If you thought textual criticism of the NT was difficult, then the subject of OT textual criticism will thoroughly frighten you. JTA reports on the difficulties inherent in this subject in its recent article on the labours behind "The Hebrew Bible: A Critical Edition". The difficulties are not trivial:
"Some of the errors are natural outgrowths of the process of scribal transmission — essentially typos in which the scribe mistook one letter for another, skipped a word or transposed words. In other cases the scribes may have changed the text intentionally to make it more comprehensible or pious.

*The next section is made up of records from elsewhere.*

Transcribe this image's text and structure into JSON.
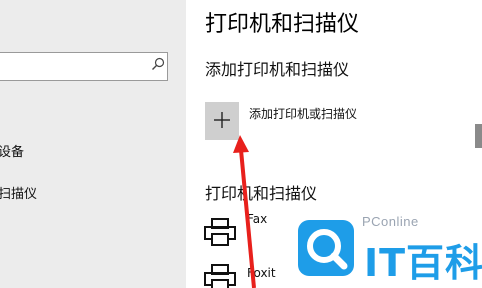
{
  "sidebar": {
    "items": [
      {
        "label": "设备"
      },
      {
        "label": "扫描仪"
      }
    ]
  },
  "main": {
    "title": "打印机和扫描仪",
    "add_section": "添加打印机和扫描仪",
    "add_button_label": "添加打印机或扫描仪",
    "list_section": "打印机和扫描仪",
    "printers": [
      {
        "name": "Fax"
      },
      {
        "name": "Foxit"
      }
    ]
  },
  "icons": {
    "search": "search-icon",
    "add": "plus-icon",
    "printer": "printer-icon"
  },
  "colors": {
    "annotation_arrow": "#e8201c",
    "watermark_blue": "#1e9de8",
    "add_tile": "#cfcfcf",
    "sidebar_bg": "#ececec"
  },
  "watermark": {
    "small": "PConline",
    "big": "IT百科"
  }
}
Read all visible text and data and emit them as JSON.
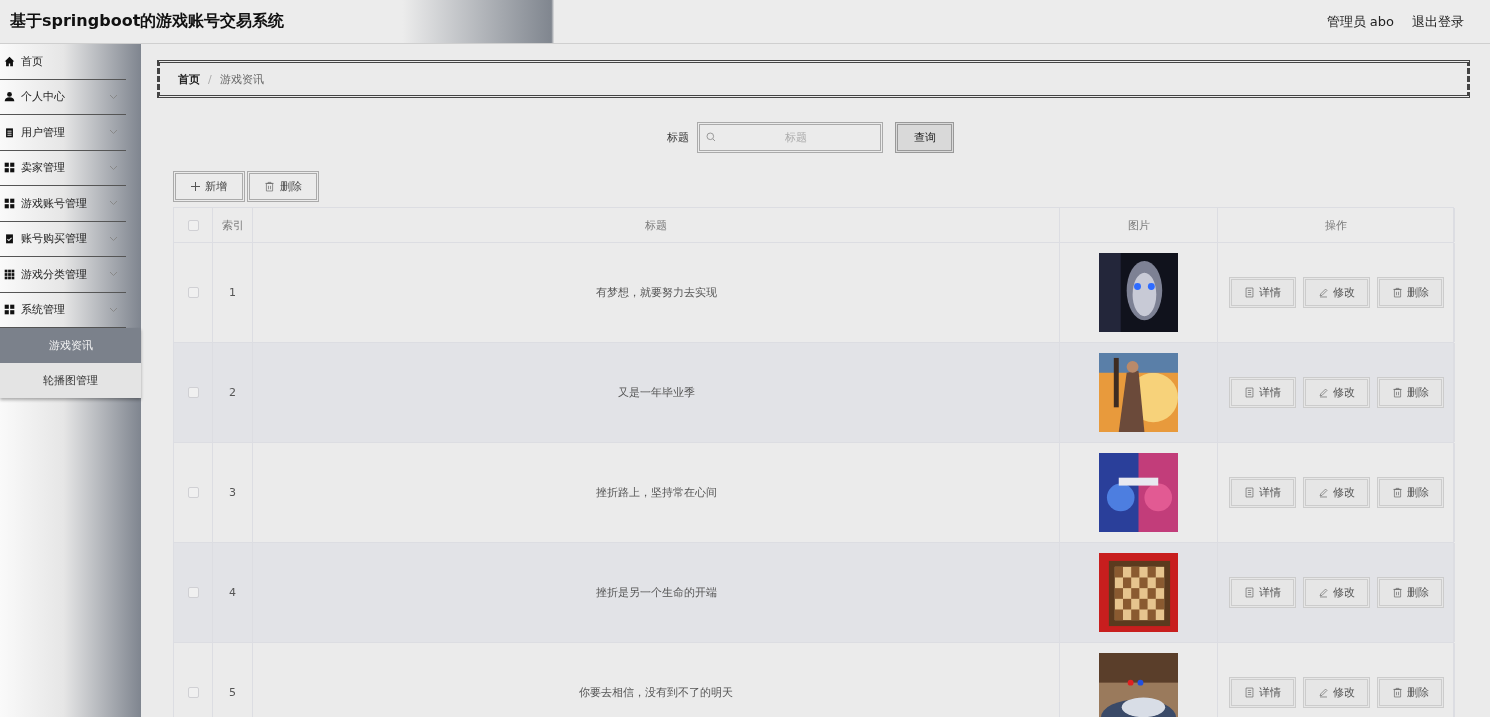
{
  "header": {
    "title": "基于springboot的游戏账号交易系统",
    "user": "管理员 abo",
    "logout": "退出登录"
  },
  "sidebar": {
    "items": [
      {
        "kind": "link",
        "label": "首页",
        "selected": false
      },
      {
        "kind": "menu",
        "label": "个人中心",
        "selected": false
      },
      {
        "kind": "menu",
        "label": "用户管理",
        "selected": false
      },
      {
        "kind": "menu",
        "label": "卖家管理",
        "selected": false
      },
      {
        "kind": "menu",
        "label": "游戏账号管理",
        "selected": false
      },
      {
        "kind": "menu",
        "label": "账号购买管理",
        "selected": false
      },
      {
        "kind": "menu",
        "label": "游戏分类管理",
        "selected": false
      },
      {
        "kind": "menu",
        "label": "系统管理",
        "selected": false,
        "children": [
          {
            "label": "游戏资讯",
            "selected": true
          },
          {
            "label": "轮播图管理",
            "selected": false
          }
        ]
      }
    ]
  },
  "breadcrumb": {
    "items": [
      "首页",
      "游戏资讯"
    ],
    "separator": "/"
  },
  "search": {
    "label": "标题",
    "placeholder": "标题",
    "button": "查询"
  },
  "toolbar": {
    "add": "新增",
    "delete": "删除"
  },
  "table": {
    "header_checked": false,
    "columns": [
      "索引",
      "标题",
      "图片",
      "操作"
    ],
    "rows": [
      {
        "checked": false,
        "index": "1",
        "title": "有梦想，就要努力去实现",
        "image": {
          "kind": "picture"
        },
        "actions": [
          "详情",
          "修改",
          "删除"
        ]
      },
      {
        "checked": false,
        "index": "2",
        "title": "又是一年毕业季",
        "image": {
          "kind": "picture"
        },
        "actions": [
          "详情",
          "修改",
          "删除"
        ]
      },
      {
        "checked": false,
        "index": "3",
        "title": "挫折路上，坚持常在心间",
        "image": {
          "kind": "picture"
        },
        "actions": [
          "详情",
          "修改",
          "删除"
        ]
      },
      {
        "checked": false,
        "index": "4",
        "title": "挫折是另一个生命的开端",
        "image": {
          "kind": "picture"
        },
        "actions": [
          "详情",
          "修改",
          "删除"
        ]
      },
      {
        "checked": false,
        "index": "5",
        "title": "你要去相信，没有到不了的明天",
        "image": {
          "kind": "picture"
        },
        "actions": [
          "详情",
          "修改",
          "删除"
        ]
      }
    ]
  }
}
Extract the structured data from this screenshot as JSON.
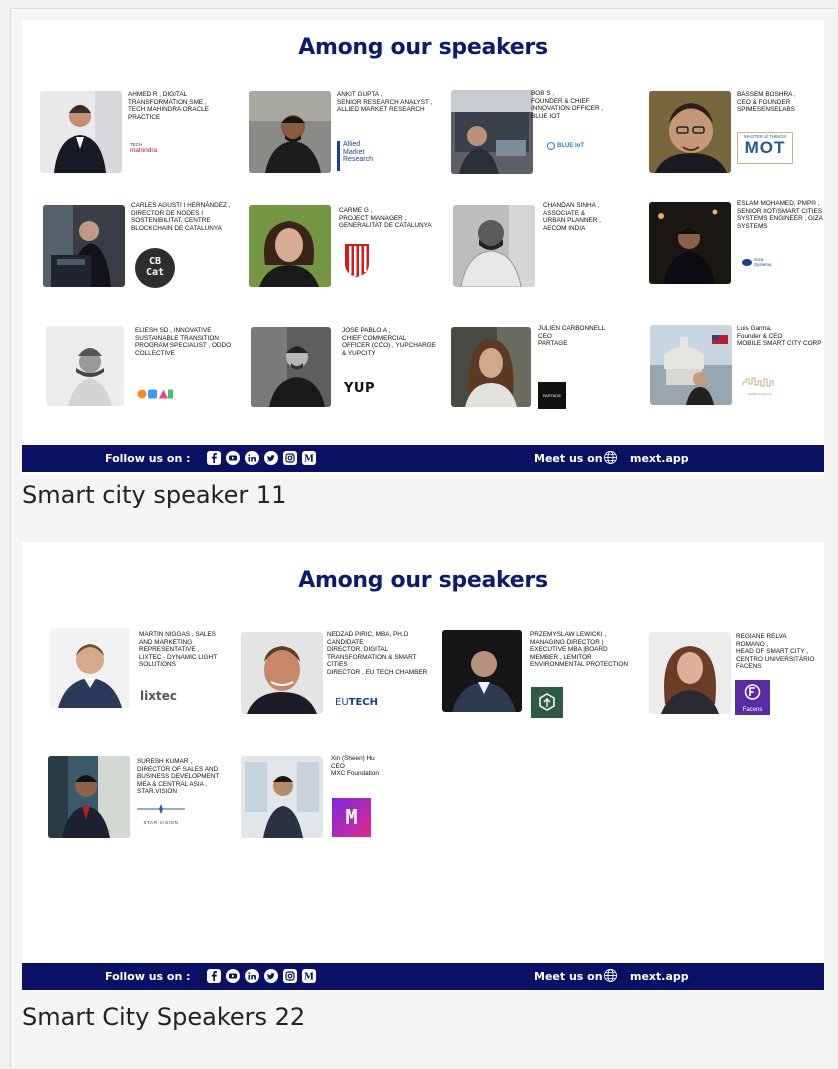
{
  "sections": [
    {
      "title": "Among our speakers",
      "caption": "Smart city speaker 11",
      "follow_label": "Follow us on :",
      "meet_label": "Meet us on",
      "site_label": "mext.app",
      "speakers": [
        {
          "lines": [
            "AHMED R , DIGITAL",
            "TRANSFORMATION SME ,",
            "TECH MAHINDRA ORACLE",
            "PRACTICE"
          ],
          "logo_text": [
            "TECH",
            "mahindra"
          ]
        },
        {
          "lines": [
            "ANKIT GUPTA ,",
            "SENIOR RESEARCH ANALYST ,",
            "ALLIED MARKET RESEARCH"
          ],
          "logo_text": [
            "Allied",
            "Market",
            "Research"
          ]
        },
        {
          "lines": [
            "BOB S ,",
            "FOUNDER & CHIEF",
            "INNOVATION OFFICER ,",
            "BLUE IOT"
          ],
          "logo_text": [
            "BLUE IoT"
          ]
        },
        {
          "lines": [
            "BASSEM BOSHRA ,",
            "CEO & FOUNDER",
            "SPIMESENSELABS"
          ],
          "logo_text": [
            "MASTER of THINGS",
            "MOT"
          ]
        },
        {
          "lines": [
            "CARLES AGUSTI I HERNÀNDEZ ,",
            "DIRECTOR DE NODES I",
            "SOSTENIBILITAT, CENTRE",
            "BLOCKCHAIN DE CATALUNYA"
          ],
          "logo_text": [
            "CB",
            "Cat"
          ]
        },
        {
          "lines": [
            "CARME G ,",
            "PROJECT MANAGER ,",
            "GENERALITAT DE CATALUNYA"
          ],
          "logo_text": []
        },
        {
          "lines": [
            "CHANDAN SINHA ,",
            "ASSOCIATE &",
            "URBAN PLANNER ,",
            "AECOM INDIA"
          ],
          "logo_text": []
        },
        {
          "lines": [
            "ESLAM MOHAMED, PMP® ,",
            "SENIOR IIOT/SMART CITIES",
            "SYSTEMS ENGINEER , GIZA",
            "SYSTEMS"
          ],
          "logo_text": [
            "Giza",
            "Systems"
          ]
        },
        {
          "lines": [
            "ELIESH SD , INNOVATIVE",
            "SUSTAINABLE TRANSITION",
            "PROGRAM SPECIALIST , ODDO",
            "COLLECTIVE"
          ],
          "logo_text": []
        },
        {
          "lines": [
            "JOSE PABLO A ,",
            "CHIEF COMMERCIAL",
            "OFFICER (CCO) , YUPCHARGE",
            "& YUPCITY"
          ],
          "logo_text": [
            "yuP"
          ]
        },
        {
          "lines": [
            "JULIEN CARBONNELL",
            "CEO",
            "PARTAGE"
          ],
          "logo_text": [
            "PARTAGE"
          ]
        },
        {
          "lines": [
            "Luis Garma,",
            "Founder & CEO",
            "MOBILE SMART CITY CORP"
          ],
          "logo_text": [
            "Mobile Smart City"
          ]
        }
      ]
    },
    {
      "title": "Among our speakers",
      "caption": "Smart City Speakers 22",
      "follow_label": "Follow us on :",
      "meet_label": "Meet us on",
      "site_label": "mext.app",
      "speakers": [
        {
          "lines": [
            "MARTIN NIGGAS , SALES",
            "AND MARKETING",
            "REPRESENTATIVE ,",
            "LIXTEC - DYNAMIC LIGHT",
            "SOLUTIONS"
          ],
          "logo_text": [
            "lixtec"
          ]
        },
        {
          "lines": [
            "NEDZAD PIRIC, MBA, PH.D",
            "CANDIDATE",
            "DIRECTOR, DIGITAL",
            "TRANSFORMATION & SMART CITIES",
            "DIRECTOR , EU TECH CHAMBER"
          ],
          "logo_text": [
            "EU",
            "TECH"
          ]
        },
        {
          "lines": [
            "PRZEMYSLAW LEWICKI ,",
            "MANAGING DIRECTOR |",
            "EXECUTIVE MBA |BOARD",
            "MEMBER , LEMITOR",
            "ENVIRONMENTAL PROTECTION"
          ],
          "logo_text": []
        },
        {
          "lines": [
            "REGIANE RELVA",
            "ROMANO ,",
            "HEAD OF SMART CITY ,",
            "CENTRO UNIVERSITÁRIO",
            "FACENS"
          ],
          "logo_text": [
            "Facens"
          ]
        },
        {
          "lines": [
            "SURESH KUMAR ,",
            "DIRECTOR OF SALES AND",
            "BUSINESS DEVELOPMENT",
            "MEA & CENTRAL ASIA ,",
            "STAR.VISION"
          ],
          "logo_text": [
            "STAR·VISION"
          ]
        },
        {
          "lines": [
            "Xin (Sheen) Hu",
            "CEO",
            "MXC Foundation"
          ],
          "logo_text": [
            "M"
          ]
        }
      ]
    }
  ],
  "icons": [
    "facebook-icon",
    "youtube-icon",
    "linkedin-icon",
    "twitter-icon",
    "instagram-icon",
    "medium-icon",
    "globe-icon"
  ],
  "colors": {
    "brand_navy": "#0a1164",
    "title_navy": "#0d1b6b"
  }
}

"The level of variation differs from book to book. [General editor of HBCE Ronald] Hendel estimates that it ranges from approximately 5 percent in Genesis to some 20%-30% in books such as Samuel and Jeremiah. While many changes are small, others are more substantial.
"Just before Cain slays Abel, the Masoretic text announces that Cain speaks but offers no dialogue. Both the Samaritan Pentateuch and the ancient Greek translation called the Septuagint supply the missing speech: “Let us go out to the field.” In this instance, emending the text is relatively straightforward.
"But elsewhere the task becomes complicated. The book of Jeremiah in the Septuagint is approximately 15%-20% shorter than the version in the Masoretic text, and the text appears in a different order. In this case, editors are not just dealing with glitches but with entirely different versions of the same text."